I documenti della commissione pontificia analizzati da Artigas e Sanchez fanno invece l´esatto opposto, soffermandosi sulla figura di un Galileo «miglior teologo dei teologi», e sottolineando la sua prematura difesa di un eliocentrismo ancora non suffragato da prove: una «tragica incomprensione reciproca», nelle parole di Giovanni Paolo II. A suo tempo padre George Coyne, direttore della Specola Vaticana e membro della Commissione, commentò negativamente questa posizione, ma in seguito fu rimosso dal suo incarico e al congresso di Firenze ha parzialmente ritrattato. Anche gli autori del libro sembrano però avere una posizione critica, stranamente avallata da una prefazione al volume di monsignor Ravasi (di cui Sanchez è il vice).
Inutile dire che visioni così contradditorie e distinte dello scienziato sono possibili soltanto perché l´ambiguità stava a monte, cioè in lui stesso. In fondo, come spiegano chiaramente Bucciantini e Camerota, Galileo non aveva né gli interessi teologici di Keplero e Newton, né l´indipendenza di giudizio di Spinoza o Voltaire: non essendo un appassionato lettore della Bibbia, credeva ancora che essa fosse degna di considerazione e di rispetto, e non gli passò mai per la mente di decostruirla o di ridicolizzarla, accontentandosi di interpretarla e di accettarla.
Per questo nelle lettere si impegolò in una discussione sul «fermati, o Sole» di Giosuè, cercando di dimostrare che nel sistema tolemaico l´esecuzione dell´ordine avrebbe accorciato il giorno, mentre era nella teoria copernicana che l´avrebbe allungato.

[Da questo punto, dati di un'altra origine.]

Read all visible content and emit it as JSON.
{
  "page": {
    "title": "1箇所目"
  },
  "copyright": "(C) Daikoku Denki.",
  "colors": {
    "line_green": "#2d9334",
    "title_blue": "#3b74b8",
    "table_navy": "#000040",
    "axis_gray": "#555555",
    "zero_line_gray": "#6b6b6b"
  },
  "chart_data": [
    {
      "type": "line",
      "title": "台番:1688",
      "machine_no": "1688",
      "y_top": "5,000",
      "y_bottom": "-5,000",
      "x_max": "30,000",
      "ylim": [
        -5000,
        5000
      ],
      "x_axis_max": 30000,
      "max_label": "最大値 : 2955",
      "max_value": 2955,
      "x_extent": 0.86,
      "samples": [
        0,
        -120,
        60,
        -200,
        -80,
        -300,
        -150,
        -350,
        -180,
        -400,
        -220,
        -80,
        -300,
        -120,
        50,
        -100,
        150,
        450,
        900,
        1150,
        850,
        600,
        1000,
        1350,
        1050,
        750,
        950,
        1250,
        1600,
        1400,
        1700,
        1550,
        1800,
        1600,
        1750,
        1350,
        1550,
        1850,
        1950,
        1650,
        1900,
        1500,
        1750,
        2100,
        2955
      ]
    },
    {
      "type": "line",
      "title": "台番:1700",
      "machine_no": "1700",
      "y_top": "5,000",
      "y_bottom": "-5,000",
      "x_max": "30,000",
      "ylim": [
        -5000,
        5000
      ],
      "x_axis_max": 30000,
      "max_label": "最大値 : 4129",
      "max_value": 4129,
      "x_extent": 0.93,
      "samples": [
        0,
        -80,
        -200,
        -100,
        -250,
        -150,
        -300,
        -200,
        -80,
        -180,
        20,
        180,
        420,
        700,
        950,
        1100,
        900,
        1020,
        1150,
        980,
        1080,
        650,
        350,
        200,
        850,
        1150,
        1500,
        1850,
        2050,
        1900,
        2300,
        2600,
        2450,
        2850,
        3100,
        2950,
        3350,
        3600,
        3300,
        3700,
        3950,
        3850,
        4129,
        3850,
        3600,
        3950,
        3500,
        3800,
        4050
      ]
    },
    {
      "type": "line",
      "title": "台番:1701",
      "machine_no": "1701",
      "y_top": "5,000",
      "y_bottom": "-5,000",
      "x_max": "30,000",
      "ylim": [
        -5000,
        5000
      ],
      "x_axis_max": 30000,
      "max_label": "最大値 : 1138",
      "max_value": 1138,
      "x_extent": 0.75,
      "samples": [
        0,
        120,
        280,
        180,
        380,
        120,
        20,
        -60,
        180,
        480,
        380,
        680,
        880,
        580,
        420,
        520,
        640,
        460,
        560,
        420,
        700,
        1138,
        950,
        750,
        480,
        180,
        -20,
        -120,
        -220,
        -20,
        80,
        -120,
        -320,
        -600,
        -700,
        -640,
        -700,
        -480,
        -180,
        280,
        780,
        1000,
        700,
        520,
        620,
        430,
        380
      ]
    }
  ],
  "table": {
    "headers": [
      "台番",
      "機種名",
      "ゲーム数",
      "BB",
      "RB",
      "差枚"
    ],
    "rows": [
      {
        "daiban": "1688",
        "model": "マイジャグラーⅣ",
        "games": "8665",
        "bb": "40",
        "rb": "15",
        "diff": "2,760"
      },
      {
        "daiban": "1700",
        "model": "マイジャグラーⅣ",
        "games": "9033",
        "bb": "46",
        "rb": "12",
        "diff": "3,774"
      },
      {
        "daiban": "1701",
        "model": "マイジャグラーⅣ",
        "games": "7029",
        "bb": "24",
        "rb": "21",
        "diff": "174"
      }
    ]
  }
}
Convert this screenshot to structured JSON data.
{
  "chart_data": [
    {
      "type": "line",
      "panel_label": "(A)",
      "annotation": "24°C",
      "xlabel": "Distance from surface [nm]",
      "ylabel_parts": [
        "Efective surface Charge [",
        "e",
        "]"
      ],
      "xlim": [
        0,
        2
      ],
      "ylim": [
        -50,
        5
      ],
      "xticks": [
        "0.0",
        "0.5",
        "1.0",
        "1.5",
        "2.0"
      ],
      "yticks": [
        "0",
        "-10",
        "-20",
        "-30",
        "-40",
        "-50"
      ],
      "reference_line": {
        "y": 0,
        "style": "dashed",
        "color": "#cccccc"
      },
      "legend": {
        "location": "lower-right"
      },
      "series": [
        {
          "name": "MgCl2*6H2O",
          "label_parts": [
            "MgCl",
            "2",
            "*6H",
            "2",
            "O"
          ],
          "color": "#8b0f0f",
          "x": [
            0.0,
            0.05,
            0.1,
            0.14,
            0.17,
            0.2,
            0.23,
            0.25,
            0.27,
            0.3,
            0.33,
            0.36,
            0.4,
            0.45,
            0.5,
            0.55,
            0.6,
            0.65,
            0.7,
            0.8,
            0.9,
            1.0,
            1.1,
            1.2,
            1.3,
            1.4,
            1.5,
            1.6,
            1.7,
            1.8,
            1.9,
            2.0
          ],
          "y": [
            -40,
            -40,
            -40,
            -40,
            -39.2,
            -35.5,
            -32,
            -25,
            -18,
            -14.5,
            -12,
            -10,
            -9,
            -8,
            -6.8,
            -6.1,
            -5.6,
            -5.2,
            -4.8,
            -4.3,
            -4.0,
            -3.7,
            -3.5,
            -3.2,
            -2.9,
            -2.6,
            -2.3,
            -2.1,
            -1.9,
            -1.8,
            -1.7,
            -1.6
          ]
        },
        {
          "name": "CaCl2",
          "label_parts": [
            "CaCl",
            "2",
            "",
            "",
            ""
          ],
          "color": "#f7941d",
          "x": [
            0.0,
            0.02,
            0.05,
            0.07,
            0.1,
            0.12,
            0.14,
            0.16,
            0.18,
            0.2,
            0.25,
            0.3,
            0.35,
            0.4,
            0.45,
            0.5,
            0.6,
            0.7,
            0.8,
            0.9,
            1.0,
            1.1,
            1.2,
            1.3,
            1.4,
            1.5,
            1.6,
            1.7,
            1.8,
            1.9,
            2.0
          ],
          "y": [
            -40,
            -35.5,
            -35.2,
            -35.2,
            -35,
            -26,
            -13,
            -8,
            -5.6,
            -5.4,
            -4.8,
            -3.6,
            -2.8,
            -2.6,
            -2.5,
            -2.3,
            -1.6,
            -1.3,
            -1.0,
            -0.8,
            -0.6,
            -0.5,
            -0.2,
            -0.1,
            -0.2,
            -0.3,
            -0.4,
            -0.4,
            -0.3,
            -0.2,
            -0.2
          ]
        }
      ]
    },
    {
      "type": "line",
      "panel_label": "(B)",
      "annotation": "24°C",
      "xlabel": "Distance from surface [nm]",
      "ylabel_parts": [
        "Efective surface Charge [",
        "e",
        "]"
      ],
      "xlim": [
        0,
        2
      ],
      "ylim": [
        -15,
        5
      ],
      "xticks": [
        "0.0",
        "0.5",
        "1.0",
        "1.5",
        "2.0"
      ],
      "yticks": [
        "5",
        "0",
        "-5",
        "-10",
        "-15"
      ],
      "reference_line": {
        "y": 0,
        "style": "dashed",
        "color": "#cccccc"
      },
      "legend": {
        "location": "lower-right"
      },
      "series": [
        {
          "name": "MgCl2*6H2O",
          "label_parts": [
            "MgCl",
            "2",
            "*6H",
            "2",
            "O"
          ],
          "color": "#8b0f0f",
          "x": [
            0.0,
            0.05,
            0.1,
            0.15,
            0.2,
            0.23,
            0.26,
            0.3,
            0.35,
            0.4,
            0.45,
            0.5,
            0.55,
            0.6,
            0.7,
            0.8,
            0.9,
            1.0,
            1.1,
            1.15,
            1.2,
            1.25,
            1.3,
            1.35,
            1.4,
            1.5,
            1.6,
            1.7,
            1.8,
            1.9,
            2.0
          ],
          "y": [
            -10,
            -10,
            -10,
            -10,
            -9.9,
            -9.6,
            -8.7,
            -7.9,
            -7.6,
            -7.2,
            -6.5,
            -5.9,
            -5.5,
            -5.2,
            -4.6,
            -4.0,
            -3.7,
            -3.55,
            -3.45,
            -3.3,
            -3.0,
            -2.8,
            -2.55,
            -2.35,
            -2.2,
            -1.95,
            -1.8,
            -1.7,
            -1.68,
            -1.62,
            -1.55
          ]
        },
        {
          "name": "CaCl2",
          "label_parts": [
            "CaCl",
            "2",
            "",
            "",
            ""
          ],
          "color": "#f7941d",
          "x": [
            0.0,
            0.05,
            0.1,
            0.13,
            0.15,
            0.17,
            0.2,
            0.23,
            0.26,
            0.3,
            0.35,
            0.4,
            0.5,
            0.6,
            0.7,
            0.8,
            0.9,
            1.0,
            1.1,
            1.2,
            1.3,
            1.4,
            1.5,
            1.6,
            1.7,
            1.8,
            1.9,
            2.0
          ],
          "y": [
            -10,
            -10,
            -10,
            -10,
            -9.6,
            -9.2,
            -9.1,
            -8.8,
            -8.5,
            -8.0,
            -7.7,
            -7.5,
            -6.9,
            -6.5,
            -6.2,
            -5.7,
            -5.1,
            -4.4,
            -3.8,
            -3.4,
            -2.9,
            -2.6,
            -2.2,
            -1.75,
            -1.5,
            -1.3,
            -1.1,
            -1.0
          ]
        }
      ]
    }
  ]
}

E per questo abiurò, non solo coattamente e forzatamente dopo il processo, ma anche volontariamente e liberamente prima: oltre che nel Dialogo e nel Saggiatore, anche nella lettera del 1624 a Francesco Ingoli riportata in Scienza e religione, dove scrisse che «veramente non deve importare a un vero cristiano cattolico che un eretico si rida di lui perché egli anteponga la riverenza e la fede che si deve agli autori sacri, a quante ragioni ed esperienze hanno gli astronomi e i filosofi insieme». E´ quello che molti continuano a pensare ancor oggi, allungando la lista con i biologi. Ed è quello che fa sì che noi siamo come siamo, e non come dovremmo e potremmo essere.